By Carl Holvick-Thomas
Actor in the Strindberg Cycle

When people ask me about staging these plays, I tell them it’s like putting together a massive jigsaw puzzle in which you don’t know what the final picture will look like.  The array of disjointed colors and shapes scattered on the table in front of you is daunting. You fear there are pieces missing, lost under the bed of time, culture, and language. Then you discover corner pieces which anchor you in the world you are creating.  Next, the edges expose themselves and eventually a framework is set.  Suddenly images you never expected start taking shape.  Then with more time and determination, the individual fragments link together to reveal the greater tapestry.

My metaphor, however, doesn’t fully explain my process of working on these plays.  I am not a distant observer analyzing all the pieces on the table in front of me on a dull, rainy, Sunday afternoon, dispassionately testing each strange, bulbous protrusion with another globular void that might possibly fit.  For me, the pieces weren’t all on the table. When I looked hard enough, they were revealed in nature, relationships, and the recesses of my heart, mind, and soul.  Strindberg demands that you dig deeply within yourself and in the world around you in order to understand his work.
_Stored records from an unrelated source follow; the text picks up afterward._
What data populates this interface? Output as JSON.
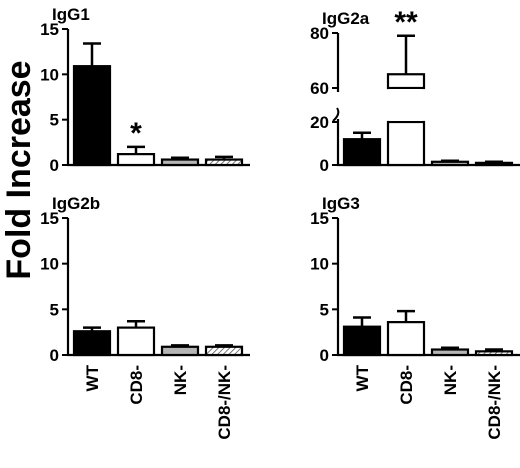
{
  "figure": {
    "ylabel": "Fold Increase",
    "colors": {
      "wt": "#000000",
      "cd8": "#ffffff",
      "nk": "#b5b5b5",
      "cd8nk": "#c8c8c8",
      "stroke": "#000000"
    }
  },
  "chart_data": [
    {
      "type": "bar",
      "title": "IgG1",
      "categories": [
        "WT",
        "CD8-",
        "NK-",
        "CD8-/NK-"
      ],
      "values": [
        10.9,
        1.2,
        0.6,
        0.6
      ],
      "errors": [
        2.5,
        0.8,
        0.2,
        0.3
      ],
      "yticks": [
        "0",
        "5",
        "10",
        "15"
      ],
      "ylim": [
        0,
        15
      ],
      "annotations": [
        "",
        "*",
        "",
        ""
      ],
      "show_categories": false
    },
    {
      "type": "bar",
      "title": "IgG2a",
      "categories": [
        "WT",
        "CD8-",
        "NK-",
        "CD8-/NK-"
      ],
      "values": [
        12,
        65,
        1.5,
        1
      ],
      "errors": [
        3,
        14,
        0.5,
        0.5
      ],
      "yticks": [
        "0",
        "20",
        "60",
        "80"
      ],
      "ylim": [
        0,
        80
      ],
      "axis_break": [
        24,
        54
      ],
      "annotations": [
        "",
        "**",
        "",
        ""
      ],
      "show_categories": false
    },
    {
      "type": "bar",
      "title": "IgG2b",
      "categories": [
        "WT",
        "CD8-",
        "NK-",
        "CD8-/NK-"
      ],
      "values": [
        2.6,
        3,
        0.9,
        0.9
      ],
      "errors": [
        0.4,
        0.7,
        0.15,
        0.15
      ],
      "yticks": [
        "0",
        "5",
        "10",
        "15"
      ],
      "ylim": [
        0,
        15
      ],
      "annotations": [
        "",
        "",
        "",
        ""
      ],
      "show_categories": true
    },
    {
      "type": "bar",
      "title": "IgG3",
      "categories": [
        "WT",
        "CD8-",
        "NK-",
        "CD8-/NK-"
      ],
      "values": [
        3.1,
        3.6,
        0.6,
        0.4
      ],
      "errors": [
        1.0,
        1.2,
        0.2,
        0.2
      ],
      "yticks": [
        "0",
        "5",
        "10",
        "15"
      ],
      "ylim": [
        0,
        15
      ],
      "annotations": [
        "",
        "",
        "",
        ""
      ],
      "show_categories": true
    }
  ]
}
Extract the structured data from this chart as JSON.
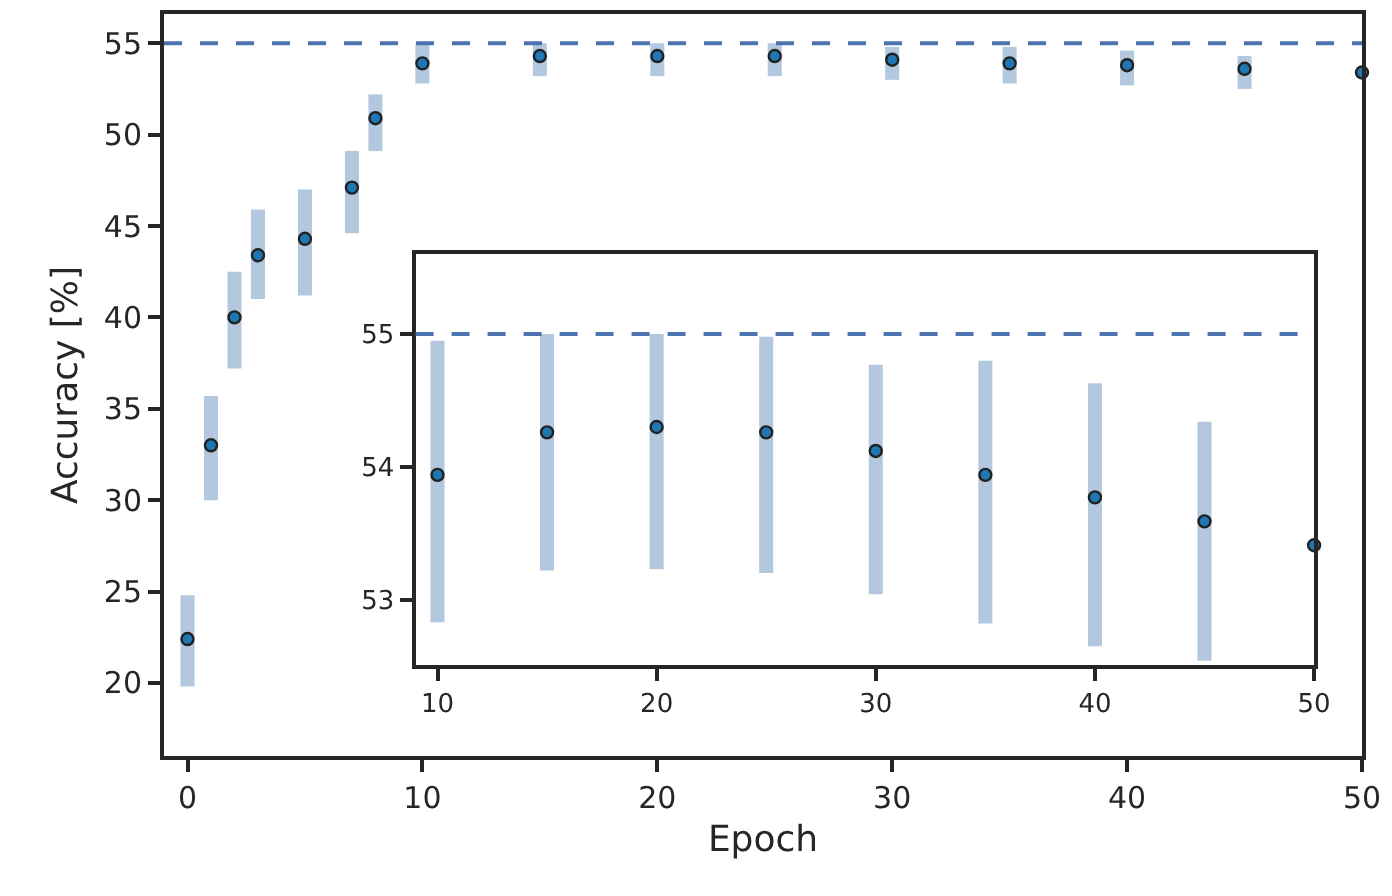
{
  "chart_data": [
    {
      "type": "scatter",
      "xlabel": "Epoch",
      "ylabel": "Accuracy [%]",
      "x": [
        0,
        1,
        2,
        3,
        5,
        7,
        8,
        10,
        15,
        20,
        25,
        30,
        35,
        40,
        45,
        50
      ],
      "series": [
        {
          "color": "#1f77b4",
          "values": [
            22.4,
            33.0,
            40.0,
            43.4,
            44.3,
            47.1,
            50.9,
            53.9,
            54.3,
            54.3,
            54.3,
            54.1,
            53.9,
            53.8,
            53.6,
            53.4
          ],
          "errors": [
            [
              19.8,
              24.8
            ],
            [
              30.0,
              35.7
            ],
            [
              37.2,
              42.5
            ],
            [
              41.0,
              45.9
            ],
            [
              41.2,
              47.0
            ],
            [
              44.6,
              49.1
            ],
            [
              49.1,
              52.2
            ],
            [
              52.8,
              55.0
            ],
            [
              53.2,
              55.0
            ],
            [
              53.2,
              55.0
            ],
            [
              53.2,
              55.0
            ],
            [
              53.0,
              54.8
            ],
            [
              52.8,
              54.8
            ],
            [
              52.7,
              54.6
            ],
            [
              52.5,
              54.3
            ],
            null
          ]
        }
      ],
      "xlim": [
        -1,
        50
      ],
      "xticks": [
        0,
        10,
        20,
        30,
        40,
        50
      ],
      "ylim": [
        16,
        56.6
      ],
      "yticks": [
        20,
        25,
        30,
        35,
        40,
        45,
        50,
        55
      ],
      "ref_lines": [
        {
          "axis": "y",
          "value": 55,
          "color": "#4c72b0",
          "line_style": "dashed"
        }
      ],
      "marker": "circle"
    },
    {
      "type": "scatter",
      "x": [
        10,
        15,
        20,
        25,
        30,
        35,
        40,
        45,
        50
      ],
      "series": [
        {
          "color": "#1f77b4",
          "values": [
            53.94,
            54.26,
            54.3,
            54.26,
            54.12,
            53.94,
            53.77,
            53.59,
            53.41
          ],
          "errors": [
            [
              52.83,
              54.95
            ],
            [
              53.22,
              55.0
            ],
            [
              53.23,
              55.0
            ],
            [
              53.2,
              54.98
            ],
            [
              53.04,
              54.77
            ],
            [
              52.82,
              54.8
            ],
            [
              52.65,
              54.63
            ],
            [
              52.54,
              54.34
            ],
            null
          ]
        }
      ],
      "xlim": [
        9,
        50
      ],
      "xticks": [
        10,
        20,
        30,
        40,
        50
      ],
      "ylim": [
        52.51,
        55.6
      ],
      "yticks": [
        53,
        54,
        55
      ],
      "ref_lines": [
        {
          "axis": "y",
          "value": 55,
          "color": "#4c72b0",
          "line_style": "dashed"
        }
      ],
      "marker": "circle"
    }
  ]
}
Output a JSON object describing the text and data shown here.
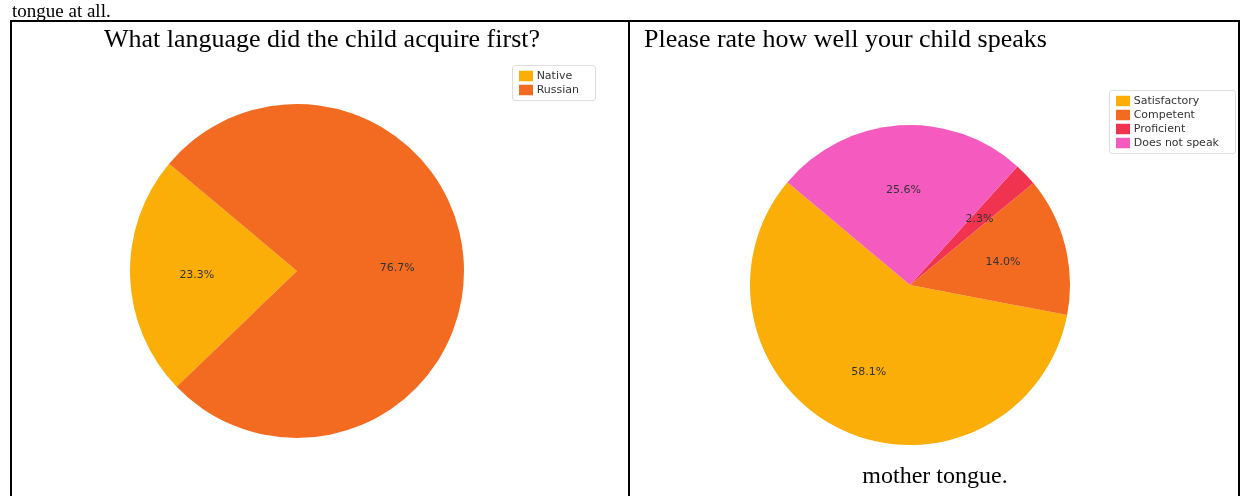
{
  "chart_data": [
    {
      "type": "pie",
      "title": "What language did the child acquire first?",
      "categories": [
        "Native",
        "Russian"
      ],
      "values": [
        23.3,
        76.7
      ],
      "colors": [
        "#fbad08",
        "#f26b21"
      ],
      "value_labels": [
        "23.3%",
        "76.7%"
      ],
      "legend": "top right",
      "annotations": [
        "tongue at all."
      ]
    },
    {
      "type": "pie",
      "title": "Please rate how well your child speaks",
      "categories": [
        "Satisfactory",
        "Competent",
        "Proficient",
        "Does not speak"
      ],
      "values": [
        58.1,
        14.0,
        2.3,
        25.6
      ],
      "colors": [
        "#fbad08",
        "#f26b21",
        "#f0344f",
        "#f55bbf"
      ],
      "value_labels": [
        "58.1%",
        "14.0%",
        "2.3%",
        "25.6%"
      ],
      "legend": "top right",
      "annotations": [
        "mother tongue."
      ]
    }
  ]
}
The truths in Strindberg’s plays don’t come cheaply.  I hope I’m not being presumptuous, but I believe these plays have taken their toll on everyone working on them in some way or another.  I used to think that we were brave and ambitious for doing something unprecedented in staging all five Chamber Plays, but now I see that the bravery of these artists actually comes from the willingness to explore a harrowing impression of life’s terrain, with all its peaks and valleys, oceans and caves, that Strindberg has mapped out for us.
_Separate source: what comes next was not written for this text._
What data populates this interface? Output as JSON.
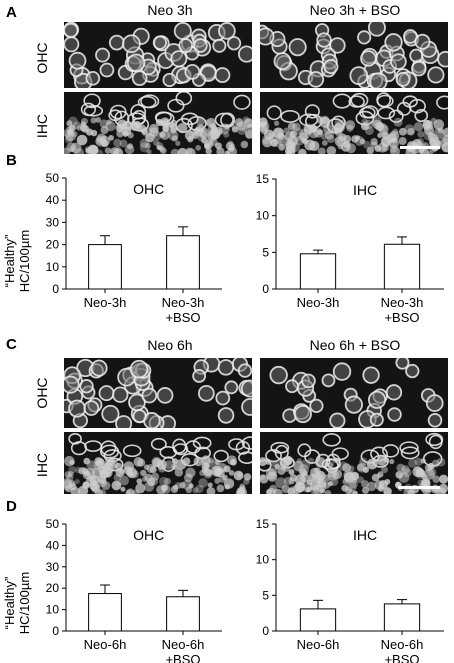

For an actor, theater can seem ephemeral.  Eventually, closing night will pass and I’ll move on to the next job.  Sometimes I have a flicker of a thought that perhaps when I look back on these plays, I will I say to myself, “Wow! Remember that crazy year where I got a glimpse inside the mind of some mad genius? Yeah, that was WEIRD.”  But no, Strindberg’s themes were too painful and cut too deeply when I really invested in them for me ever to dismiss this journey.  They are also, however, complicated by promises of redemption and hope.  I don’t exactly know how I will view this period of my life in the future, but I truly believe I will feel lucky to have been humbled by his works.